Entrevista com Didier Dominique, representante de Batay Ouvriyé (Luta Operária), do Haiti
LIT – Qual sua avaliação sobre o trabalho realizado pela Minustah e as tropas brasileiras no Haiti? É verdade que foi uma missão “humanitária”?
Didier – Em primeiro lugar, não houve nada de humanitário, só mistificação. Primeiro o governo Lula apostou na vinda da seleção brasileira, sabendo que o povo haitiano adora o futebol brasileiro. Depois veio a repressão, o cólera trazido pelos soldados. Depois de um tempo, nos muros do Haiti se lia “Viva Ronaldo, abaixo Ribeiro”. Ribeiro era o general brasileiro da Minustah.
O balanço é completamente negativo. A Minustah só foi positiva para as classes dominantes, em particular para as burguesias do setor têxtil, do comércio e dos bancos, que estabeleceram um padrão extremo de exploração.
Agora já não falam que foi uma missão humanitária, falam em “pacificação”. Sim, “pacificaram”, com a paz da repressão. Reprimiram duramente o povo para impor o que queriam, a visão das classes dominantes.

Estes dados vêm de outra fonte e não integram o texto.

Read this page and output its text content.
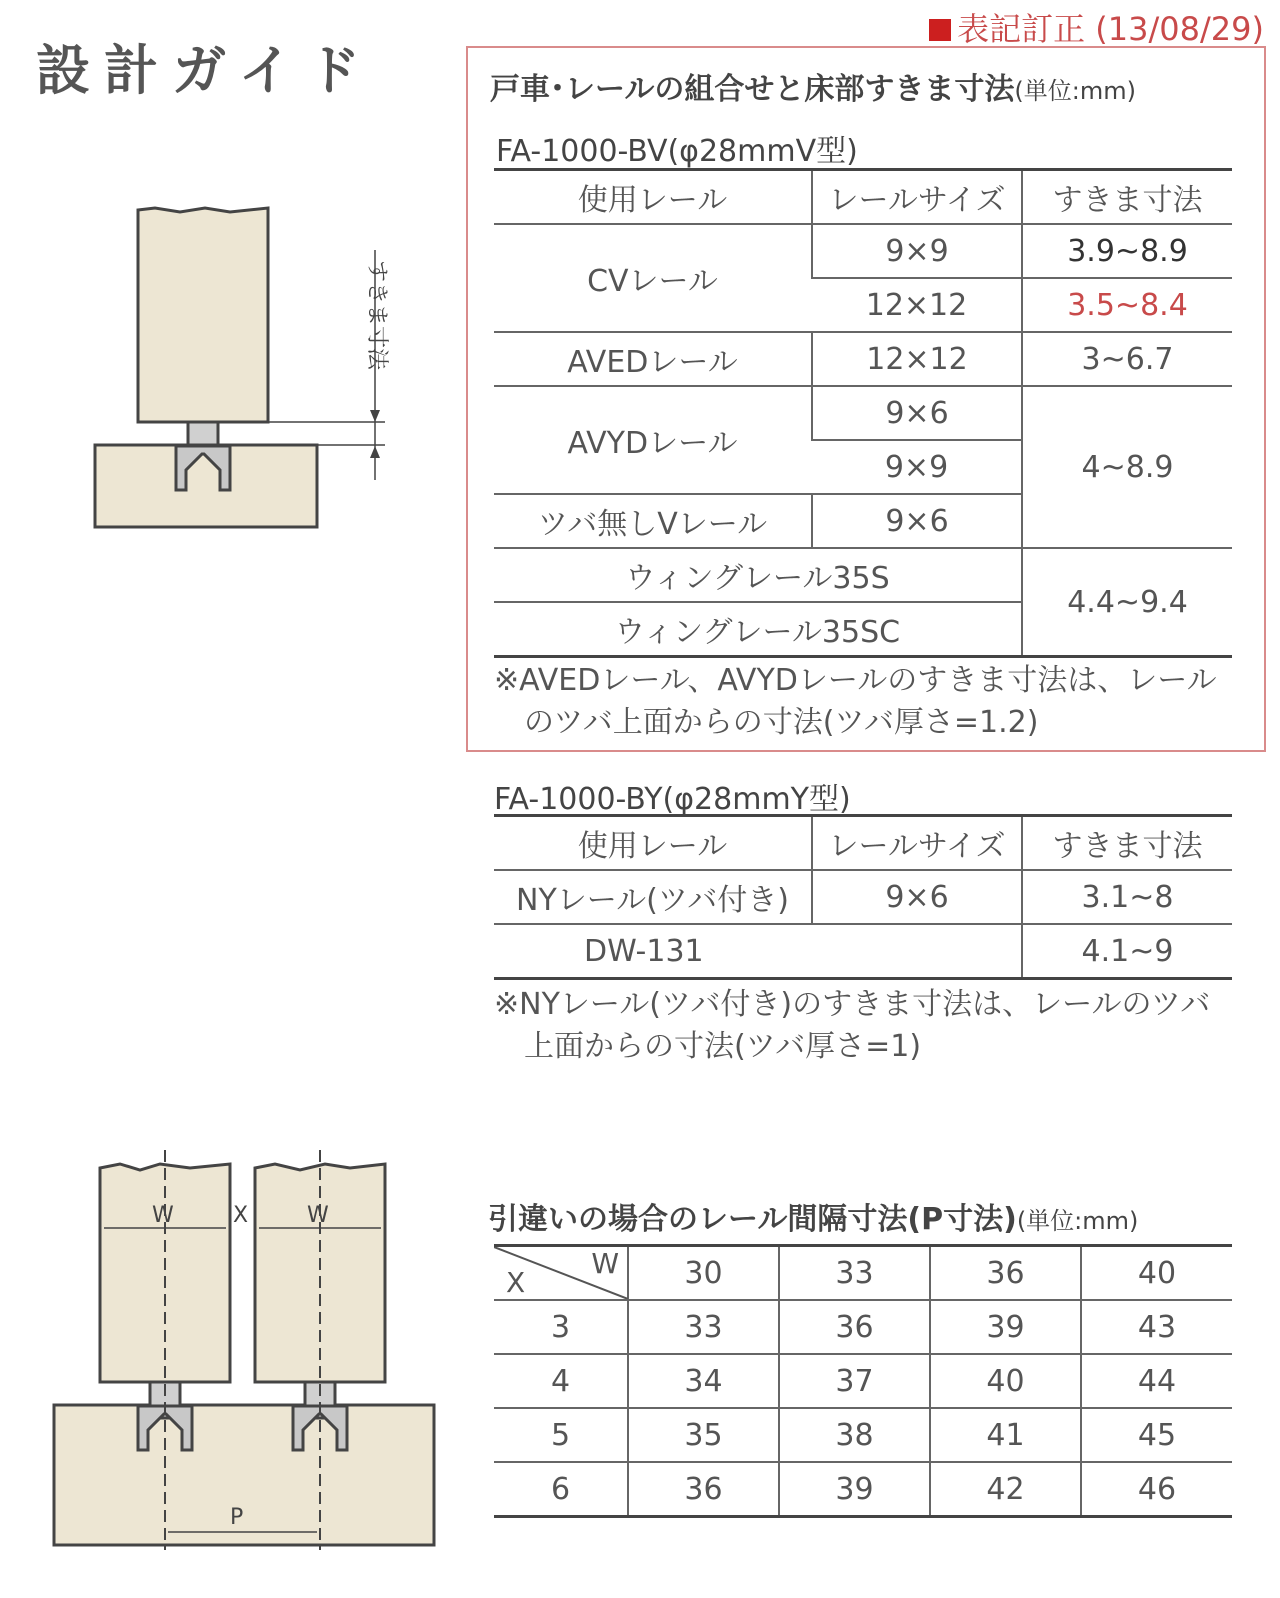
設計ガイド
表記訂正 (13/08/29)
すきま寸法
戸車･レールの組合せと床部すきま寸法(単位:mm)
FA-1000-BV(φ28mmV型)
使用レール	レールサイズ	すきま寸法
CVレール	9×9	3.9~8.9
	12×12	3.5~8.4
AVEDレール	12×12	3~6.7
AVYDレール	9×6	4~8.9
	9×9	
ツバ無しVレール	9×6	
ウィングレール35S		4.4~9.4
ウィングレール35SC		
※AVEDレール、AVYDレールのすきま寸法は、レール
のツバ上面からの寸法(ツバ厚さ=1.2)
FA-1000-BY(φ28mmY型)
使用レール	レールサイズ	すきま寸法
NYレール(ツバ付き)	9×6	3.1~8
DW-131		4.1~9
※NYレール(ツバ付き)のすきま寸法は、レールのツバ
上面からの寸法(ツバ厚さ=1)
W	X	W
P
引違いの場合のレール間隔寸法(P寸法)(単位:mm)
W
X	30	33	36	40
3	33	36	39	43
4	34	37	40	44
5	35	38	41	45
6	36	39	42	46
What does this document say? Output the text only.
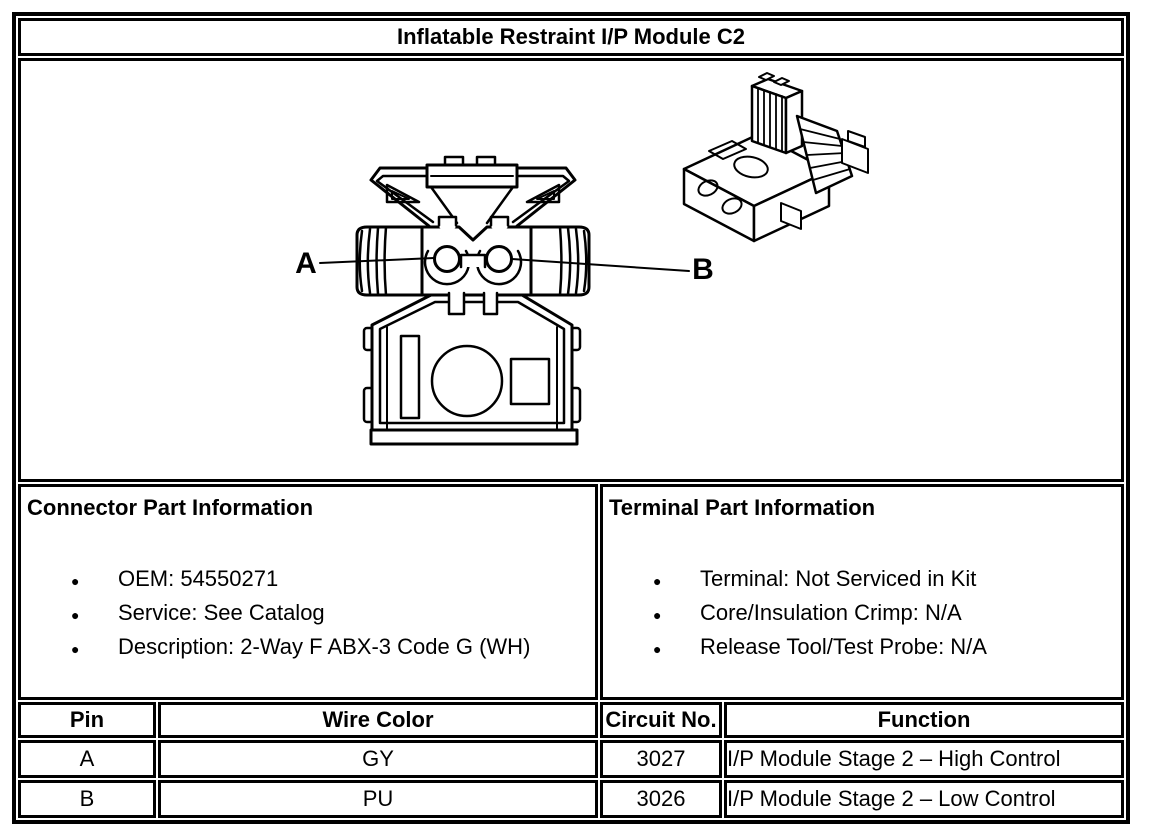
Inflatable Restraint I/P Module C2			

A B			

Connector Part Information
●	OEM: 54550271
●	Service: See Catalog
●	Description: 2-Way F ABX-3 Code G (WH)

Terminal Part Information
●	Terminal: Not Serviced in Kit
●	Core/Insulation Crimp: N/A
●	Release Tool/Test Probe: N/A

Pin	Wire Color	Circuit No.	Function
A	GY	3027	I/P Module Stage 2 – High Control
B	PU	3026	I/P Module Stage 2 – Low Control
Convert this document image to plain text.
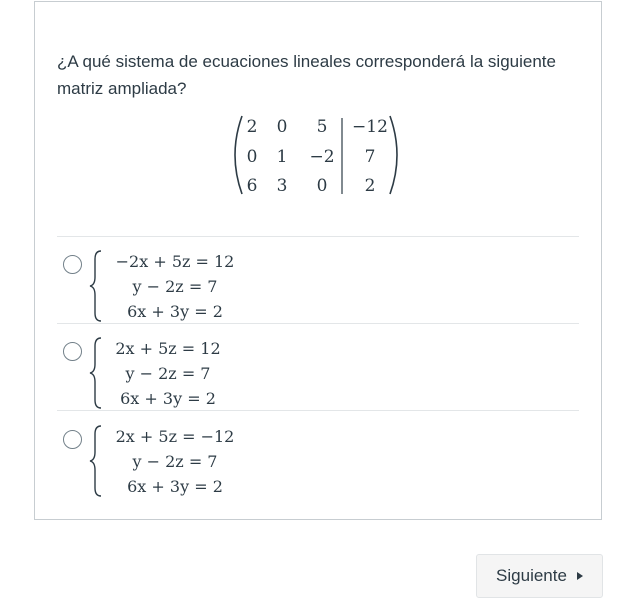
¿A qué sistema de ecuaciones lineales corresponderá la siguiente matriz ampliada?

2 0 5 −12
0 1 −2 7
6 3 0 2
−2x + 5z = 12
y − 2z = 7
6x + 3y = 2
2x + 5z = 12
y − 2z = 7
6x + 3y = 2
2x + 5z = −12
y − 2z = 7
6x + 3y = 2
Siguiente
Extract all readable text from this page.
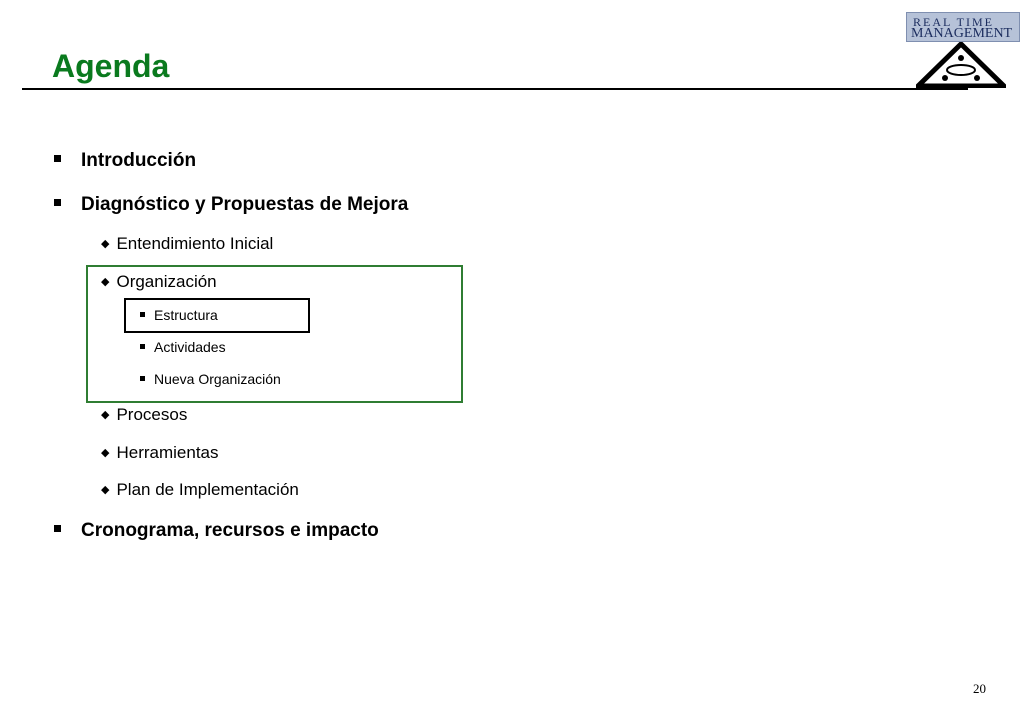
Agenda
REAL TIME
MANAGEMENT
Introducción
Diagnóstico y Propuestas de Mejora
◆ Entendimiento Inicial
◆ Organización
Estructura
Actividades
Nueva Organización
◆ Procesos
◆ Herramientas
◆ Plan de Implementación
Cronograma, recursos e impacto
20
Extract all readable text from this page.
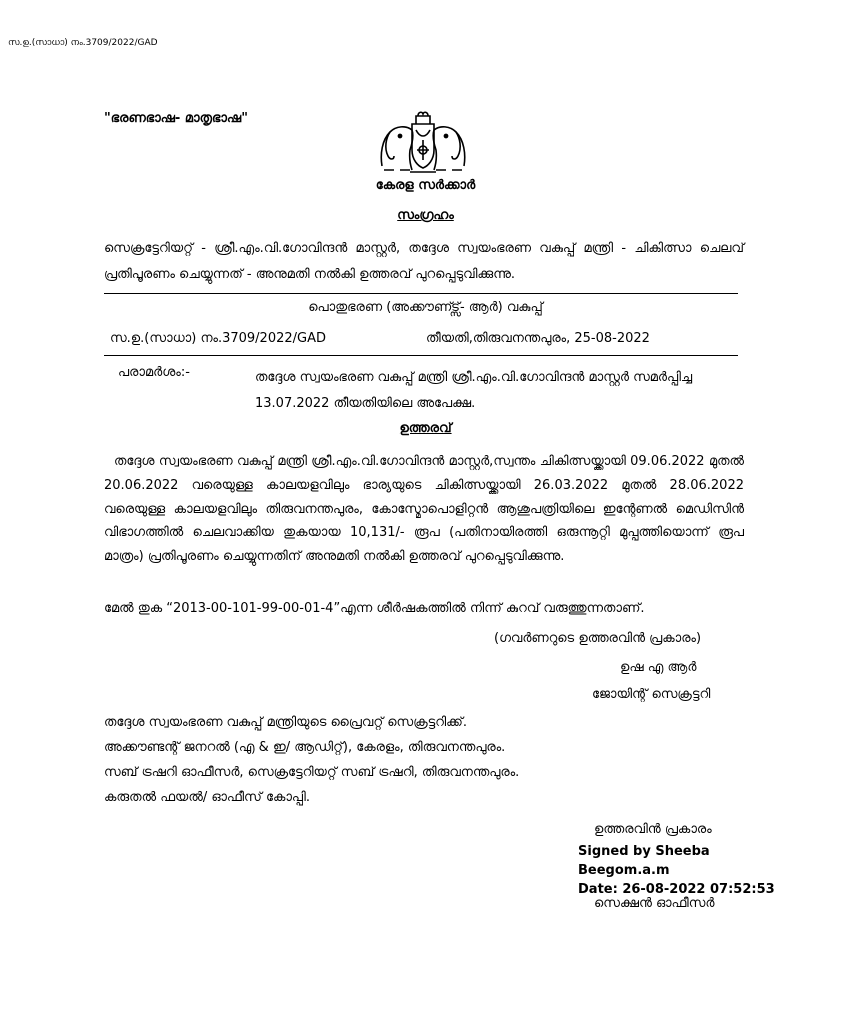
സ.ഉ.(സാധാ) നം.3709/2022/GAD
"ഭരണഭാഷ- മാതൃഭാഷ"
കേരള സർക്കാർ
സംഗ്രഹം
സെക്രട്ടേറിയറ്റ് - ശ്രീ.എം.വി.ഗോവിന്ദൻ മാസ്റ്റർ, തദ്ദേശ സ്വയംഭരണ വകുപ്പ് മന്ത്രി - ചികിത്സാ ചെലവ് പ്രതിപൂരണം ചെയ്യുന്നത് - അനുമതി നൽകി ഉത്തരവ് പുറപ്പെടുവിക്കുന്നു.
പൊതുഭരണ (അക്കൗണ്ട്സ്- ആർ) വകുപ്പ്
സ.ഉ.(സാധാ) നം.3709/2022/GAD	തീയതി,തിരുവനന്തപുരം, 25-08-2022
പരാമർശം:-	തദ്ദേശ സ്വയംഭരണ വകുപ്പ് മന്ത്രി ശ്രീ.എം.വി.ഗോവിന്ദൻ മാസ്റ്റർ സമർപ്പിച്ച 13.07.2022 തീയതിയിലെ അപേക്ഷ.
ഉത്തരവ്
തദ്ദേശ സ്വയംഭരണ വകുപ്പ് മന്ത്രി ശ്രീ.എം.വി.ഗോവിന്ദൻ മാസ്റ്റർ,സ്വന്തം ചികിത്സയ്ക്കായി 09.06.2022 മുതൽ 20.06.2022 വരെയുള്ള കാലയളവിലും ഭാര്യയുടെ ചികിത്സയ്ക്കായി 26.03.2022 മുതൽ 28.06.2022 വരെയുള്ള കാലയളവിലും തിരുവനന്തപുരം, കോസ്മോപൊളിറ്റൻ ആശുപത്രിയിലെ ഇന്റേണൽ മെഡിസിൻ വിഭാഗത്തിൽ ചെലവാക്കിയ തുകയായ 10,131/- രൂപ (പതിനായിരത്തി ഒരുന്നൂറ്റി മുപ്പത്തിയൊന്ന് രൂപ മാത്രം) പ്രതിപൂരണം ചെയ്യുന്നതിന് അനുമതി നൽകി ഉത്തരവ് പുറപ്പെടുവിക്കുന്നു.
മേൽ തുക “2013-00-101-99-00-01-4”എന്ന ശീർഷകത്തിൽ നിന്ന് കുറവ് വരുത്തുന്നതാണ്.
(ഗവർണറുടെ ഉത്തരവിൻ പ്രകാരം)
ഉഷ എ ആർ
ജോയിന്റ് സെക്രട്ടറി
തദ്ദേശ സ്വയംഭരണ വകുപ്പ് മന്ത്രിയുടെ പ്രൈവറ്റ് സെക്രട്ടറിക്ക്.
അക്കൗണ്ടന്റ് ജനറൽ (എ & ഇ/ ആഡിറ്റ്), കേരളം, തിരുവനന്തപുരം.
സബ് ട്രഷറി ഓഫീസർ, സെക്രട്ടേറിയറ്റ് സബ് ട്രഷറി, തിരുവനന്തപുരം.
കരുതൽ ഫയൽ/ ഓഫീസ് കോപ്പി.
ഉത്തരവിൻ പ്രകാരം
Signed by Sheeba
Beegom.a.m
Date: 26-08-2022 07:52:53
സെക്ഷൻ ഓഫീസർ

Eles estão impondo quatro megaprojetos: o projeto da indústria têxtil, das zonas francas, o das agroindústrias no mundo rural para exportação, o projeto do turismo e o da extração de minérios.
LIT – E o governo atual de Moïse?
Didier – Esse Moïse não poderia nem ser candidato. Antes das eleições, foi chamado a um tribunal para ser investigado. Ele é dono de uma agroindústria e tinha 14 contas bancarias, recebendo dinheiro por todas elas, e não podia justificar. Então ficou sob investigação da justiça e não poderia ser candidato. Apesar disso, o Conselho Eleitoral o aceitou.
Depois disso, houve um levante, em janeiro do ano passado, contra a fraude eleitoral e contra ele, que era o candidato do governo anterior. Mas houve pressão da embaixada EUA e da Minustah.
Ele acabou sendo “eleito” em uma votação com mais de 85% de abstenção. O povo haitiano não foi votar, não votou nele. Mas ele tem o apoio da burguesia e da embaixada dos EUA.
LIT – Didier, fale das lutas atuais dos operários no Haiti
Didier – Um instituto de pesquisas, há oito anos, determinou que o gasto mínimo de uma família era de 1.100 gourdes por dia. Para que vocês tenham uma ideia, 62 gourdes valem um dólar. Hoje, o salário mínimo diário deveria ser de 500 gourdes. Mas era de 300 gourdes até o início desse ano.
Houve uma luta forte dos operários por um salário mínimo de 800 gourdes. Cada dia do mês de julho os operários saíam as ruas. Batay Ouvriyé esteve junto nessa luta.
Mas a repressão foi muito dura, pela polícia nacional com respaldo da Minustah. A polícia atacou com fuzis e tanques. Eles entravam nas casas, batendo atrás dos manifestantes. Foi uma repressão brutal. No final, aumentaram o salário para só 350 gourdes.
Agora, a situação segue sendo explosiva. Pode haver um levantamento popular. O governo está aumentando os impostos. Como não recebem mais o petróleo venezuelano, e é preciso devolver o dinheiro dos empréstimos, o governo está aumentando duramente os impostos.
A população saiu às ruas em Ouanaminthe dizendo “não há serviços, não pagamos impostos”. Haverá mobilizações, nesses dias, em Porto Príncipe.
Os operários estão reagindo contra as classes dominantes. E as palavras de ordem vêm dos operários, não dos partidos burgueses.